Combining CuAAC reaction enables sialylated Bi- and triantennary pseudo mannose N-glycans for investigating Siglec-7 interactions

Combining CuAAC reaction enables sialylated Bi- and triantennary pseudo mannose N-glycans for investigating Siglec-7 interactions

Bioorg Med Chem. 2022 Aug 1; 67:116839. Epub 2022 May 26.
doi: 10.1016/j.bmc.2022.116839

閱讀文章

Anwar MT, Adak AK, Kawade SK, Wu HR, Angata T, Lin CC.

摘要

Naturally occurring N-glycans display much diversity in modifications, linkages, and peripheral presentation of the oligosaccharide chain. Despite continued advancements in oligosaccharide synthesis, synthetic access to these natural glycans remains challenging. Biologically relevant complex N-glycan mimetics with various natural and unnatural modifications are an alternate way for investigating glycan-protein interactions. Further supporting this pattern, we report here a new class of sialylated bi- and triantennary pseudo mannose N-glycans reproducing orientation of the underlying glycan chain and branching patterns and replacing the two inner mannopyranosyl units with 1,2,3-triazole rings. Such mimetics are straightforwardly generated by implementing multiple intermolecular Cu(I)-catalyzed azide-alkyne cycloaddition between chemoenzymatically synthesized azido sialosides and rationally designed C-3 and C-6 di-O- or C-2, C-3, and C-6 tri-O-alkynylated mannoside.
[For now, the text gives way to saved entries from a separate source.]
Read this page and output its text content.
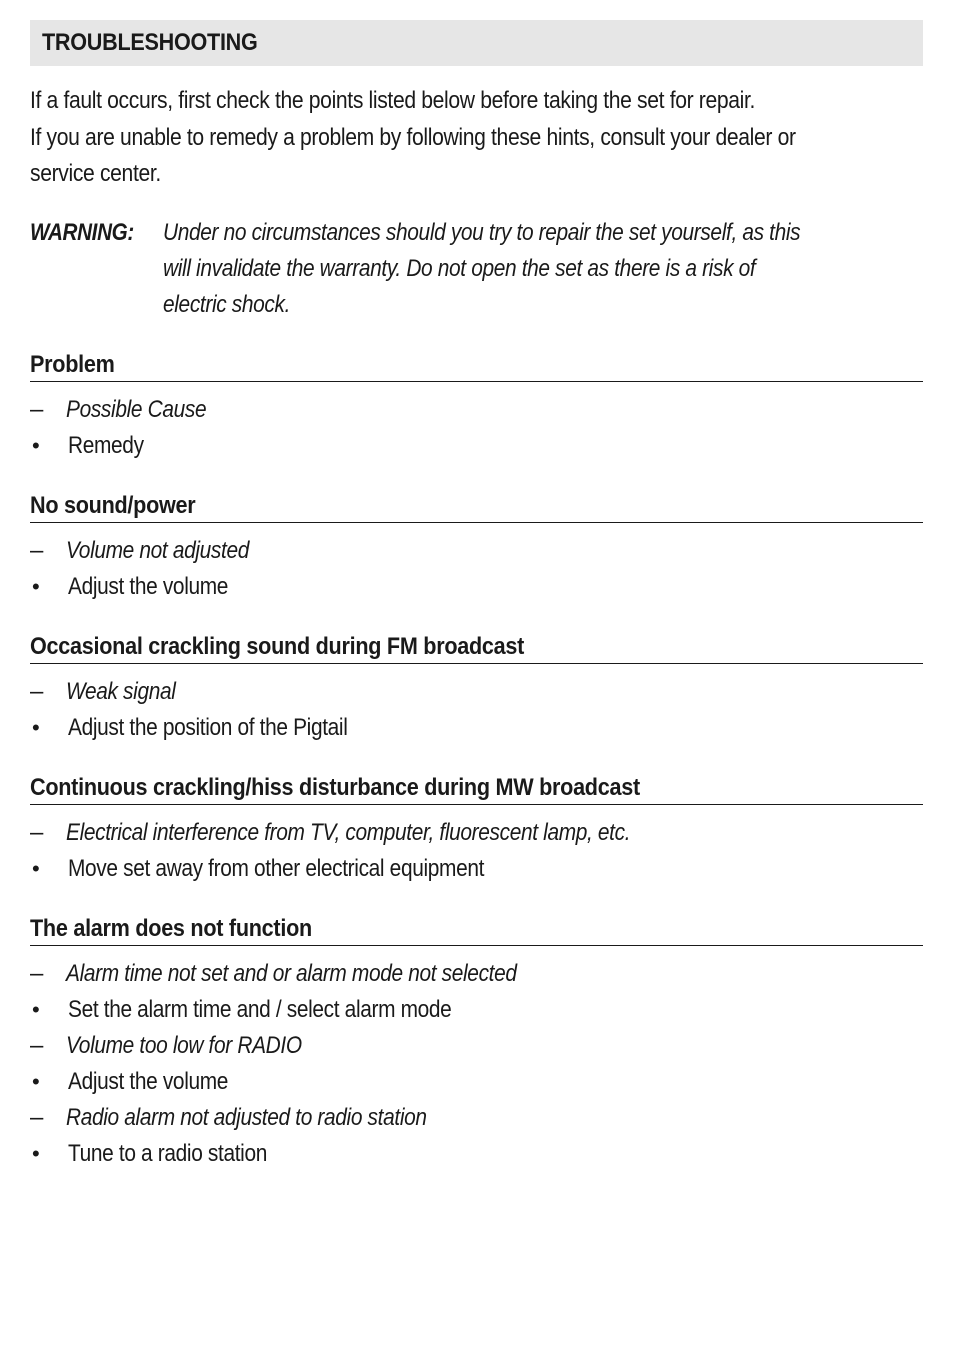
TROUBLESHOOTING

If a fault occurs, first check the points listed below before taking the set for repair.
If you are unable to remedy a problem by following these hints, consult your dealer or
service center.

WARNING:	Under no circumstances should you try to repair the set yourself, as this
will invalidate the warranty. Do not open the set as there is a risk of
electric shock.
Problem
– Possible Cause
•	Remedy
No sound/power
– Volume not adjusted
•	Adjust the volume
Occasional crackling sound during FM broadcast
– Weak signal
•	Adjust the position of the Pigtail
Continuous crackling/hiss disturbance during MW broadcast
– Electrical interference from TV, computer, fluorescent lamp, etc.
•	Move set away from other electrical equipment
The alarm does not function
– Alarm time not set and or alarm mode not selected
•	Set the alarm time and / select alarm mode
– Volume too low for RADIO
•	Adjust the volume
– Radio alarm not adjusted to radio station
•	Tune to a radio station
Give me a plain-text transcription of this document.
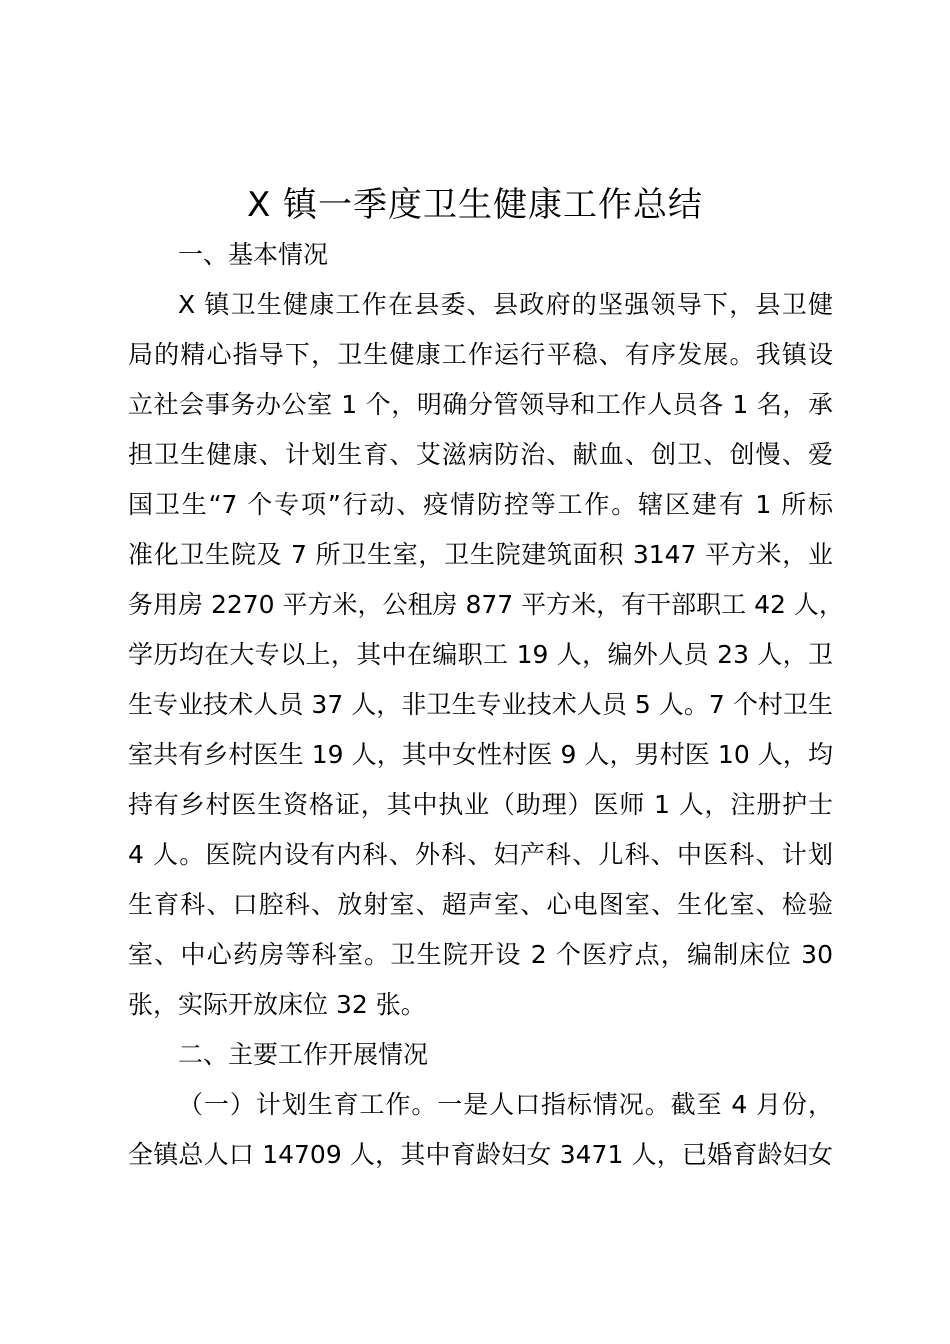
X 镇一季度卫生健康工作总结
一、基本情况
X 镇卫生健康工作在县委、县政府的坚强领导下，县卫健
局的精心指导下，卫生健康工作运行平稳、有序发展。我镇设
立社会事务办公室 1 个，明确分管领导和工作人员各 1 名，承
担卫生健康、计划生育、艾滋病防治、献血、创卫、创慢、爱
国卫生“7 个专项”行动、疫情防控等工作。辖区建有 1 所标
准化卫生院及 7 所卫生室，卫生院建筑面积 3147 平方米，业
务用房 2270 平方米，公租房 877 平方米，有干部职工 42 人，
学历均在大专以上，其中在编职工 19 人，编外人员 23 人，卫
生专业技术人员 37 人，非卫生专业技术人员 5 人。7 个村卫生
室共有乡村医生 19 人，其中女性村医 9 人，男村医 10 人，均
持有乡村医生资格证，其中执业（助理）医师 1 人，注册护士
4 人。医院内设有内科、外科、妇产科、儿科、中医科、计划
生育科、口腔科、放射室、超声室、心电图室、生化室、检验
室、中心药房等科室。卫生院开设 2 个医疗点，编制床位 30
张，实际开放床位 32 张。
二、主要工作开展情况
（一）计划生育工作。一是人口指标情况。截至 4 月份，
全镇总人口 14709 人，其中育龄妇女 3471 人，已婚育龄妇女
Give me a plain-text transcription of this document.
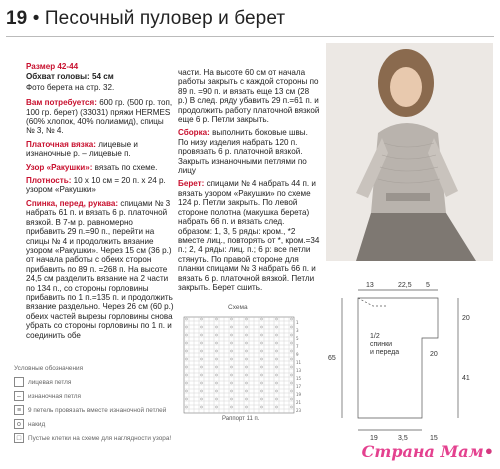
19 • Песочный пуловер и берет

Размер 42-44

Обхват головы: 54 см

Фото берета на стр. 32.

Вам потребуется: 600 гр. (500 гр. топ, 100 гр. берет) (33031) пряжи HERMES (60% хлопок, 40% полиамид), спицы № 3, № 4.

Платочная вязка: лицевые и изнаночные р. – лицевые п.

Узор «Ракушки»: вязать по схеме.

Плотность: 10 х 10 см = 20 п. х 24 р. узором «Ракушки»

Спинка, перед, рукава: спицами № 3 набрать 61 п. и вязать 6 р. платочной вязкой. В 7-м р. равномерно прибавить 29 п.=90 п., перейти на спицы № 4 и продолжить вязание узором «Ракушки». Через 15 см (36 р.) от начала работы с обеих сторон прибавить по 89 п. =268 п. На высоте 24,5 см разделить вязание на 2 части по 134 п., со стороны горловины прибавить по 1 п.=135 п. и продолжить вязание раздельно. Через 26 см (60 р.) обеих частей вырезы горловины снова убрать со стороны горловины по 1 п. и соединить обе

части. На высоте 60 см от начала работы закрыть с каждой стороны по 89 п. =90 п. и вязать еще 13 см (28 р.) В след. ряду убавить 29 п.=61 п. и продолжить работу платочной вязкой еще 6 р. Петли закрыть.

Сборка: выполнить боковые швы. По низу изделия набрать 120 п. провязать 6 р. платочной вязкой. Закрыть изнаночными петлями по лицу

Берет: спицами № 4 набрать 44 п. и вязать узором «Ракушки» по схеме 124 р. Петли закрыть. По левой стороне полотна (макушка берета) набрать 66 п. и вязать след. образом: 1, 3, 5 ряды: кром., *2 вместе лиц., повторять от *, кром.=34 п.; 2, 4 ряды: лиц. п.; 6 р: все петли стянуть. По правой стороне для планки спицами № 3 набрать 66 п. и вязать 6 р. платочной вязкой. Петли закрыть. Берет сшить.

Схема
23
21
19
17
15
13
11
9
7
5
3
1
Раппорт 11 п.
Условные обозначения
лицевая петля
–	изнаночная петля
≡	9 петель провязать вместе изнаночной петлей
o	накид
□	Пустые клетки на схеме для наглядности узора!
13	22,5 5
20
41
65
20
1/2
спинки
и переда
19	3,5	15
Страна Мам•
Human recombinant Siglec-7-Fc fusion protein recognizes almost all sialylated pseudo mannose N-glycans in the microarray. However, a differential Sia-binding pattern was also observed. Given the library size, comparison of pairwise mannose N-glycan combinations showed that biantennary linear α(2,3)α(2,8)- and α(2,6)α(2,8)- or branched α(2,3)α(2,6)-, and triantennary branched α(2,3)α(2,6)-sialyl pseudo N-glycans possess similar binding capabilities and affinity to recombinant Siglec-7-Fc. While the full range of topological mannose arms remain elusive, the bi- and triantennary mimics are simpler structures for interrogating Siglec interactions.